I should admit that my trip doesn’t technically take me to Cleveland but rather to Avon Lake which is a suburb of Cleveland. Calling it a suburb doesn’t do it justice because it is really more of a small town which just happens to be close to Cleveland. It has its own personality and character and if you live there you really don’t ever have to go to Cleveland proper. If you get sick they even have their own branch of the Cleveland Clinic.
Probably not surprising that my favorite part of Avon Lake is that it has more than a few good neighborhood dive bars. Great places where everyone knows each other and each other’s business. After several years of attending and observing I have been accepted in a Jane Goodall kind of way. I have become such a regular in a couple of those places that I even get some votes in the local “Town Drunk” competition – no doubt embarrassing for the grandchildren.

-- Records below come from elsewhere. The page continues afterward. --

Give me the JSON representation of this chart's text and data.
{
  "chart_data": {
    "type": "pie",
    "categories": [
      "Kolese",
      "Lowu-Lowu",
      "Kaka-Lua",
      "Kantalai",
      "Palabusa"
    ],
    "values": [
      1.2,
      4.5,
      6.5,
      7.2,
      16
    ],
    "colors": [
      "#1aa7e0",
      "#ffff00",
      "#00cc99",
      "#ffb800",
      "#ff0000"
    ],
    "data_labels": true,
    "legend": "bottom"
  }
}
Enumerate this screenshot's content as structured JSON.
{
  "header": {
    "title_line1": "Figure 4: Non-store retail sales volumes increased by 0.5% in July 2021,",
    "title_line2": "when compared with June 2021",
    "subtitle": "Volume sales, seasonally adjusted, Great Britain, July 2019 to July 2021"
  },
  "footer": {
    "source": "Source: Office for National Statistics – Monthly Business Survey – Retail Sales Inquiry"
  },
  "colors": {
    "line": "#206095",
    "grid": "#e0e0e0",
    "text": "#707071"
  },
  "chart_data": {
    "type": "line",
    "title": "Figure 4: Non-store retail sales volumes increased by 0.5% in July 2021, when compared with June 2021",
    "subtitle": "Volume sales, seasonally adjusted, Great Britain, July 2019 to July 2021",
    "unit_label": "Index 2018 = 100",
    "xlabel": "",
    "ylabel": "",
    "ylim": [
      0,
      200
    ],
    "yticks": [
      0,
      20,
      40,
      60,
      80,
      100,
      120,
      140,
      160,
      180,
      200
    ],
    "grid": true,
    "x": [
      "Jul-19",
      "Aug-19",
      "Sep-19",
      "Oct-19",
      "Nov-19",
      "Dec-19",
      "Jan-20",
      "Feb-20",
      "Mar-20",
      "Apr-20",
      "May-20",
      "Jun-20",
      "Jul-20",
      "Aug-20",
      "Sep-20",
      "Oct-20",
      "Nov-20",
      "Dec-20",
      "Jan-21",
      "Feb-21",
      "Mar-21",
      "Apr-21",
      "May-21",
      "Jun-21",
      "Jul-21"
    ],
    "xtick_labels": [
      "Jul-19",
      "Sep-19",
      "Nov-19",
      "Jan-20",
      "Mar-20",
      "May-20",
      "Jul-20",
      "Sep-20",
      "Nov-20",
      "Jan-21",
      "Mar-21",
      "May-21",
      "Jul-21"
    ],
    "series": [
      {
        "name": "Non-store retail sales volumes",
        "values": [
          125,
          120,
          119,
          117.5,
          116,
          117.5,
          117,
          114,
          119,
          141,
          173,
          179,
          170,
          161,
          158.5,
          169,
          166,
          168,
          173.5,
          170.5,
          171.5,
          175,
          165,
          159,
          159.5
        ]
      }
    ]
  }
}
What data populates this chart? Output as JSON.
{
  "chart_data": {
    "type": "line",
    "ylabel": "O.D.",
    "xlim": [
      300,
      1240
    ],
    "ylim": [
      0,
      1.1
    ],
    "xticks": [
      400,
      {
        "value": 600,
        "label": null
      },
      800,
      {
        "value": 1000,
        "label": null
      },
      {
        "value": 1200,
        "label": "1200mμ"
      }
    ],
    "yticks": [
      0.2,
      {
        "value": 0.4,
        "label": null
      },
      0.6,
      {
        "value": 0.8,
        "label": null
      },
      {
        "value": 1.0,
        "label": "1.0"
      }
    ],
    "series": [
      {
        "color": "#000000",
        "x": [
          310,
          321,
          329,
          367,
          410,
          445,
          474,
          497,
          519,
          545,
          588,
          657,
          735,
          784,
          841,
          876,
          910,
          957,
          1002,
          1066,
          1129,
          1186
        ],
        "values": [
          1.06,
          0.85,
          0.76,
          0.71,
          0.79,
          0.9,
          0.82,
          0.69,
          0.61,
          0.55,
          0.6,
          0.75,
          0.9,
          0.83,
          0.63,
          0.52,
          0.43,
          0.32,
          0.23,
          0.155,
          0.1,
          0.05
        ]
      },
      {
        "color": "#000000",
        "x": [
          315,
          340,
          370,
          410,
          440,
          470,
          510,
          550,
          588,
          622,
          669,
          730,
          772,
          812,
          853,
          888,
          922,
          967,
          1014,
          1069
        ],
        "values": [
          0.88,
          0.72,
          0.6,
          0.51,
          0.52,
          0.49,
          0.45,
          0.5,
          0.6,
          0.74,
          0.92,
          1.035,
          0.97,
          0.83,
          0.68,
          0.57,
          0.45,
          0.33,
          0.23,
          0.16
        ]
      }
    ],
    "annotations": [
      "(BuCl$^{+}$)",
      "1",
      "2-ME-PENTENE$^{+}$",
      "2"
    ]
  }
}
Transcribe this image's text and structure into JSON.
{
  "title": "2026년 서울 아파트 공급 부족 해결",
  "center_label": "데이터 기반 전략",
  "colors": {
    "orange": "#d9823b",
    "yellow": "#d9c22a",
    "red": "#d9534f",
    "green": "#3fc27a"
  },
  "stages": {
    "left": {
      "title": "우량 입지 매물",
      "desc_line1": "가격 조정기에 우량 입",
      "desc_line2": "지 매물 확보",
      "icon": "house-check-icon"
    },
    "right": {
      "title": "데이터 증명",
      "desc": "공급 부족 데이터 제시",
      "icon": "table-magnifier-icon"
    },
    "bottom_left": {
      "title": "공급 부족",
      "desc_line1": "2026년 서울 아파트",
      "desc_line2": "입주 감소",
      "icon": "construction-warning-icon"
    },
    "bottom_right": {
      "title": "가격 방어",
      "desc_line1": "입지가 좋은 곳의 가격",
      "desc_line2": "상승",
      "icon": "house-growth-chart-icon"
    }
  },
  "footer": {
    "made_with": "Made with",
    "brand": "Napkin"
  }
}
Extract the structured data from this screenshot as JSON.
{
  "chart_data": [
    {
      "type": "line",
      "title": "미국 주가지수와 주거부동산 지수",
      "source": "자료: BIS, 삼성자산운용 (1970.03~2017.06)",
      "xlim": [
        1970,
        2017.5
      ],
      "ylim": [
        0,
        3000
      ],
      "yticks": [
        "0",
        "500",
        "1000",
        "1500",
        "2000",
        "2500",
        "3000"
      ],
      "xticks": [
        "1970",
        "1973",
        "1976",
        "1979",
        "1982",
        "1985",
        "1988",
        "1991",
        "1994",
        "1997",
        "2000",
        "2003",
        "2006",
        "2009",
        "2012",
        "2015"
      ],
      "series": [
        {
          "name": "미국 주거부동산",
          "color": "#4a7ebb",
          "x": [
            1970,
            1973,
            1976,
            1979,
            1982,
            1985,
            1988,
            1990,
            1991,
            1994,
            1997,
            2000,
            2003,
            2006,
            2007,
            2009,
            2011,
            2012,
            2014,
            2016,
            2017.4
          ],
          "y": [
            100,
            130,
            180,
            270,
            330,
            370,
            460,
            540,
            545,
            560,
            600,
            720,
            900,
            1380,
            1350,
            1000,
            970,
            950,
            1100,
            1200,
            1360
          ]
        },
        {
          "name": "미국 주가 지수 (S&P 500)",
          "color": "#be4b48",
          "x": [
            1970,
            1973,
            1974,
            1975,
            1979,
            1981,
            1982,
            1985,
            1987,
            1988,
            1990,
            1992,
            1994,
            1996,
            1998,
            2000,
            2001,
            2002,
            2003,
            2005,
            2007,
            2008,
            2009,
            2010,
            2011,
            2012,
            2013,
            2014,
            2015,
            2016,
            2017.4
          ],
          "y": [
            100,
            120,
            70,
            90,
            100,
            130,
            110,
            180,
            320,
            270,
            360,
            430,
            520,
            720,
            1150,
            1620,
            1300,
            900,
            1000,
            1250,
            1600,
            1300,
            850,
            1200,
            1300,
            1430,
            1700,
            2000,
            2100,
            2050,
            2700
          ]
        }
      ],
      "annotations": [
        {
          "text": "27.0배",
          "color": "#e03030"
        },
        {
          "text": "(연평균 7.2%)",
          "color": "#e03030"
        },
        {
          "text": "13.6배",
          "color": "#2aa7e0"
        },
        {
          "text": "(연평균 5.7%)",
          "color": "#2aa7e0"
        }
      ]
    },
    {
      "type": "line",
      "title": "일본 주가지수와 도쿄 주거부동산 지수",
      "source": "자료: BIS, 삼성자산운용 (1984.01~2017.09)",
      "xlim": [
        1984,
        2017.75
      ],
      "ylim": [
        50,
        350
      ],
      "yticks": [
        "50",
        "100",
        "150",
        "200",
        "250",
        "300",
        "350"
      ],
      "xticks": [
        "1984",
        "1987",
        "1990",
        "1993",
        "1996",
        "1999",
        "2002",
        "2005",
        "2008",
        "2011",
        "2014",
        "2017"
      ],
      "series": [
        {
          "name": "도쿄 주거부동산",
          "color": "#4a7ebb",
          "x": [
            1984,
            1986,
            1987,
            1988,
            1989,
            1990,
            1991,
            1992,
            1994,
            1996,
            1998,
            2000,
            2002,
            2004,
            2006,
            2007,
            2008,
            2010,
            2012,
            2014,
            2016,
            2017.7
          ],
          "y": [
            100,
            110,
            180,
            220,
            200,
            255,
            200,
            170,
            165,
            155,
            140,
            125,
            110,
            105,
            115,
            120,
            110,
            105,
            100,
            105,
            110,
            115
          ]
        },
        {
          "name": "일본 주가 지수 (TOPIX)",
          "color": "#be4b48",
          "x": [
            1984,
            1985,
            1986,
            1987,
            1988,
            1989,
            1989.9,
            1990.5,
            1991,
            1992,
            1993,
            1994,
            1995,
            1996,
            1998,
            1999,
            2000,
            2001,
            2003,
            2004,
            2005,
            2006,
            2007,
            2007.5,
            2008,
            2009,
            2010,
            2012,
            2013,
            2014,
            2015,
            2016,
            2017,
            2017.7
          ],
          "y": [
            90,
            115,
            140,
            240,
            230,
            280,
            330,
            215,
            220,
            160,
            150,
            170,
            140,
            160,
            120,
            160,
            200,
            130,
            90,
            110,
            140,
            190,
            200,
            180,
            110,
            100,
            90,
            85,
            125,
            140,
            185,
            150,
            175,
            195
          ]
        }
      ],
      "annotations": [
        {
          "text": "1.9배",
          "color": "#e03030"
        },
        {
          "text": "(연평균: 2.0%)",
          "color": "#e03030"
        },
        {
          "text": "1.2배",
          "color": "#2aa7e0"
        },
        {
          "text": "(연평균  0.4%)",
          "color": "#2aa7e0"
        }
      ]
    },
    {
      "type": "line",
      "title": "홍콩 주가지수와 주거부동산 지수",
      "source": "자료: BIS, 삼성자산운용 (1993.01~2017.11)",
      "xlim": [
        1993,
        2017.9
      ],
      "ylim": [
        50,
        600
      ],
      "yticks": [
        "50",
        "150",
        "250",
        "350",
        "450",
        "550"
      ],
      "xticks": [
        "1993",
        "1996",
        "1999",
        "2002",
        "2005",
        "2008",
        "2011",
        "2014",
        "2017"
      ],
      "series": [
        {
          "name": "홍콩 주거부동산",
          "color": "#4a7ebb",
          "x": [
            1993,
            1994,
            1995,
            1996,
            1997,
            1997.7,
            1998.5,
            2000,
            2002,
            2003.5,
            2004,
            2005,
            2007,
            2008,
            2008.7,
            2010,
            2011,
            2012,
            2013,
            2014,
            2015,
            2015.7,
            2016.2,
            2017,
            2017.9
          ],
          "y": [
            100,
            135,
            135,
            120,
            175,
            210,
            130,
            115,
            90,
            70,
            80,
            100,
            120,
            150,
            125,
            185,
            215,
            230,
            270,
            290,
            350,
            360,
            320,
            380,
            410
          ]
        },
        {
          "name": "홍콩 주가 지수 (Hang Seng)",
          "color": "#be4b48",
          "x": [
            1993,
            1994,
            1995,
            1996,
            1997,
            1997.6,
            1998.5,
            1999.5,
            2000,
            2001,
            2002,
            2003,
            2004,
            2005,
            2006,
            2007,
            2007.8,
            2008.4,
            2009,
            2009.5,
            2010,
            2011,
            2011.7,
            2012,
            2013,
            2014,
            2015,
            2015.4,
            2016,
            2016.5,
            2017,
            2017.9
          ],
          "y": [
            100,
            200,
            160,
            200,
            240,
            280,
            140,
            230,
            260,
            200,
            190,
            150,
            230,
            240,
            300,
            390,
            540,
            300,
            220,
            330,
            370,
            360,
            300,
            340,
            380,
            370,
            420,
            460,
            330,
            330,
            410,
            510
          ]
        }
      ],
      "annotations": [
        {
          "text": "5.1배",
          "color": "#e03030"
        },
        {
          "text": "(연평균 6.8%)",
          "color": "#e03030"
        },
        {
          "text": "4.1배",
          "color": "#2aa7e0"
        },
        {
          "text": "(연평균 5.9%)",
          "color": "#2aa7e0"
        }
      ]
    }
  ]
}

This year in an effort to minimize my time in the local saloons I was going to come up with a project. I decided I was going write a musical. If that sounds strange let me tell you that you have no idea how strange. I hate musicals. I like music and I like stories but I don’t want to start to get involved in the plot only to have fucking Fred Astaire jump up on a table and start singing and dancing.
Anyways, the fact that it was difficult made it all the more tempting for me. I have never actually sat through a musical, either play or movie, so I didn’t know where to start. JJ is an aficionado of musical theatre and is often heard humming show tunes at the bar at Blondie’s – which has increased the diversity of the clientele there.
I lured him over to the bar at the South so I could get some of his undivided attention. When he is at Blondie’s he is distracted by all the unwashed groveling, asking his advice and trying to touch his garment. We had a good talk and after hearing about his favorite production I decided to do a fun parody that I was going to call “Hitler on the Roof.” Imagine my despair when I got home and Googled only to find that it had already been done.
I wonder if anyone has done “Saturday Night Fuhrer?”